Eighteen months ago, shortly after I had dropped out of the running for a prestigious position in my organization and asked to go part-time to be more present with my daughter, a coworker saw a framed quote in my office. The space had been converted from a storage closet just a few weeks before, and I made room for a few personal items including the quote which read Go Confidently in the Direction of Your Dreams.
“Go confidently in the direction of your dreams into the closet?” he laughed. I bristled, offering a tight smile when what I should have given him was a firm shake down.

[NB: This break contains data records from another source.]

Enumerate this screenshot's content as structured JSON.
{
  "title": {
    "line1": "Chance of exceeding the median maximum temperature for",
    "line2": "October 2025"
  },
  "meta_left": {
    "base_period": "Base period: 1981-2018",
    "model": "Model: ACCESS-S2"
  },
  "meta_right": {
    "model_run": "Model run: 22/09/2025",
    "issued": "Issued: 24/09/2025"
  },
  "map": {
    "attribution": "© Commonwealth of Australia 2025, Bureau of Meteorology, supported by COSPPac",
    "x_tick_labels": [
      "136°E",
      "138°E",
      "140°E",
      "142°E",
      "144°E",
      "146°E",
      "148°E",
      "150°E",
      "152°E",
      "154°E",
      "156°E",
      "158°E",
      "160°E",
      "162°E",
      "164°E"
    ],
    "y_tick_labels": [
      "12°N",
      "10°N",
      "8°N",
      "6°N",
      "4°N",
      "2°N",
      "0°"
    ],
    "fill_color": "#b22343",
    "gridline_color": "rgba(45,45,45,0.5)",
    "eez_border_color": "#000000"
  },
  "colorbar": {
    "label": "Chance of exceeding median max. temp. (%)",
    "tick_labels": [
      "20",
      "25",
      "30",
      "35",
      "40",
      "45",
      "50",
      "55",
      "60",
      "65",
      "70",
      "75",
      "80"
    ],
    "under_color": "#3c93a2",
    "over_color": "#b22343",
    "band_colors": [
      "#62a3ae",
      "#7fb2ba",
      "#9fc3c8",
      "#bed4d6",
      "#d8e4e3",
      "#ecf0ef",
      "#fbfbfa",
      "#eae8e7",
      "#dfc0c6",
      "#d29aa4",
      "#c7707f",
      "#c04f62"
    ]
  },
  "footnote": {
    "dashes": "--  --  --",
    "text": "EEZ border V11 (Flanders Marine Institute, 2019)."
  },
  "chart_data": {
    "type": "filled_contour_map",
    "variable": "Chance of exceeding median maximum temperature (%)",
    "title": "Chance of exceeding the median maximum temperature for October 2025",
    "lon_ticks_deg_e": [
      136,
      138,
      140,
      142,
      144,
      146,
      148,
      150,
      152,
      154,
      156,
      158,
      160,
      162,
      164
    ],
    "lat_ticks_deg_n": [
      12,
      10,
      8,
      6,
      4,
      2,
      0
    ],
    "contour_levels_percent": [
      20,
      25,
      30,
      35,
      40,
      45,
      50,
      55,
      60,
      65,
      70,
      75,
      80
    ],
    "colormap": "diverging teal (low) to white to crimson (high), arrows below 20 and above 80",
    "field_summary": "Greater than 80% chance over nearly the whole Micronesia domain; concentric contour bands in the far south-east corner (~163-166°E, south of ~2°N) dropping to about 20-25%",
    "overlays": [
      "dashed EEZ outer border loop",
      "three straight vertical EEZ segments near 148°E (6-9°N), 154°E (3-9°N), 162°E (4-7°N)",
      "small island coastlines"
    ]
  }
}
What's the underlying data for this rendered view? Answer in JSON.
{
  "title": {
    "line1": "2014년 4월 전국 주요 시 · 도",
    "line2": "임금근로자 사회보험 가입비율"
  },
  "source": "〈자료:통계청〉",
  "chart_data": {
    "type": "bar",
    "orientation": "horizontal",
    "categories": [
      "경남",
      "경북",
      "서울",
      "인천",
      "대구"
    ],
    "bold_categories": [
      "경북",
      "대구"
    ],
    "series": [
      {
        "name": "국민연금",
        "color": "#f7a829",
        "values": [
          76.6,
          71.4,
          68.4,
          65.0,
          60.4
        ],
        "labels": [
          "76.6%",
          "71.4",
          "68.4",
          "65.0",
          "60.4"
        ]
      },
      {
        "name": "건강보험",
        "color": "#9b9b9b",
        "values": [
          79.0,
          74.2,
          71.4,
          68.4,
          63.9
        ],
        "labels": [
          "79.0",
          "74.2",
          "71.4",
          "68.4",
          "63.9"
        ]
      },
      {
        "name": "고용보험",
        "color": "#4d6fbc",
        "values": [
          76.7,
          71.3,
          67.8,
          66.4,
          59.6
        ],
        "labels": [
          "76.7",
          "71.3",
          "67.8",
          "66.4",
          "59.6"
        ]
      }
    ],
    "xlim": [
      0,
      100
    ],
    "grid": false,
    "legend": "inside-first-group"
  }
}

Far too often, if women aren’t climbing every corporate ladder, we are shamed by our peers, and if we are pursuing success and promotions in our organizations, we are labeled self-promotional and aggressive.
What my patriarchal coworker didn’t understand was that the day my workspace was demoted from a corner office with a floor-to-ceiling window to a 4’ x 4’ closet, I was in fact going in the direction of my dreams. Because my dreams didn’t involve 40 hour work weeks, summer nannies for my kids, a few sick days each year, meager salary raises, and a top down system largely made up of men. In fact, that looked like just about the antithesis of my dream.
I’ve thought about my former co-worker’s comment a lot in the last year and a half. How dreams don’t always make sense to those around us. How we’ve become so accustomed conforming to norms that people become uncomfortable when we begin to step out of them into our own truths. How one hardline question motivated me more than any gentle inspiration.
And so I am led to have a conversation about vision. For your life. For your career. Your passions. Your family and relationships. Your creative contributions to the world.

Many of us stepped into our careers when we were young and have been climbing a proverbial ladder ever since. Some of us are stuck on a rung halfway up. Others have reached the top step where we’re told we cannot bear weight for fear of collapse, and have realized the view isn’t as great as we’d hoped. More have never stepped onto the ladder, choosing a different path entirely—one of motherhood or creative ventures, entrepreneurship or homemaking. Whatever rung you happen to be hovering around, I can bet that you’re asking yourself how you got here and if it’s anything like you imagined your life to be.
Enter vision.
The great disruptor.
The antithesis of mediocrity.
The audacity of hope.

Having a vision for your professional pursuits or your passion projects doesn’t mean your life will drastically change. But it could mean that exactly. And it’s in this glimmer of clarity that so many of our hopes rest.
If we want to cast a vision for our callings, careers, and creative ventures, we can start by holding space for the following:
1. Think about what you want, not what you don’t want. Of course you don’t want to work late anymore, report to a terrible boss, sit in a cubicle, or leave your family on the weekends. But what is it that you actually want more of? What fits in with your natural or spiritual giftings? What really matters to you and you alone (not what other people think should matter)? What work do you find most meaningful?
2. Create a vision board using the answers from the question above. Collect pictures or words that signify what meaningful work looks like for you and put them together in something you can reference as you cast your vision. It can be pictures cut out and glued on poster board, collected on Pinterest, or arranged in a collage app on your phone.
3. Think backwards. If your vision is to own a sustainable business you can work out of your home by the time your now-infant is preschool age, cast the dream out four years from now and work your way backwards. Sometimes taking a first step toward a vision, promotion, or project is paralyzing, but imagining yourself at the final destination first, then working back to present day can make the leap seem more like a small stepping stone.

4. Look long- and short-term. Studies have shown that most people overestimate what they can do in a year but grossly underestimate what they can do in five years with habit, grit, and consistency. So write out your goals for 3 months from now, but also a year, 3 years, and 10 years from today. Passion Planner offers an excellent practice of this in the Passion Roadmap.
5. Pray over the possibilities. Scripture says, “For when dreams increase and words grow many, there is vanity; but God is the one you must fear.” (Ecclesiastes 5:7) In my own faith journey, dreams and vision have to constantly be held up to the mirror of God’s direction for my life, which isn’t always easily detectable. (There’s a reason Paul says the mirror can seem dim 1 Corinthians 13: 12). By praying over your dreams and desires and giving them to God, your pursuits become less about your plans and timeline. There is limitless freedom if you can get out of your own way.

Pal, whatever you want or don’t want for your career, whatever round hole someone is trying to peg you into, whatever closet you’ve been demoted to, whatever 60 hour workweek you’re complying with, there is more out there for you. Believe that. And if you can’t believe it for yourself, find someone who can believe it for you until you can write the vision with your own pen and run with it. (Habakkuk 2:2)
Go confidently in the direction of your dreams. It may put you into a closet for a while. But you’ll illuminate that place until it’s so bright you won’t need the corner office window anymore and before long you’ll be walking boldly out the front door.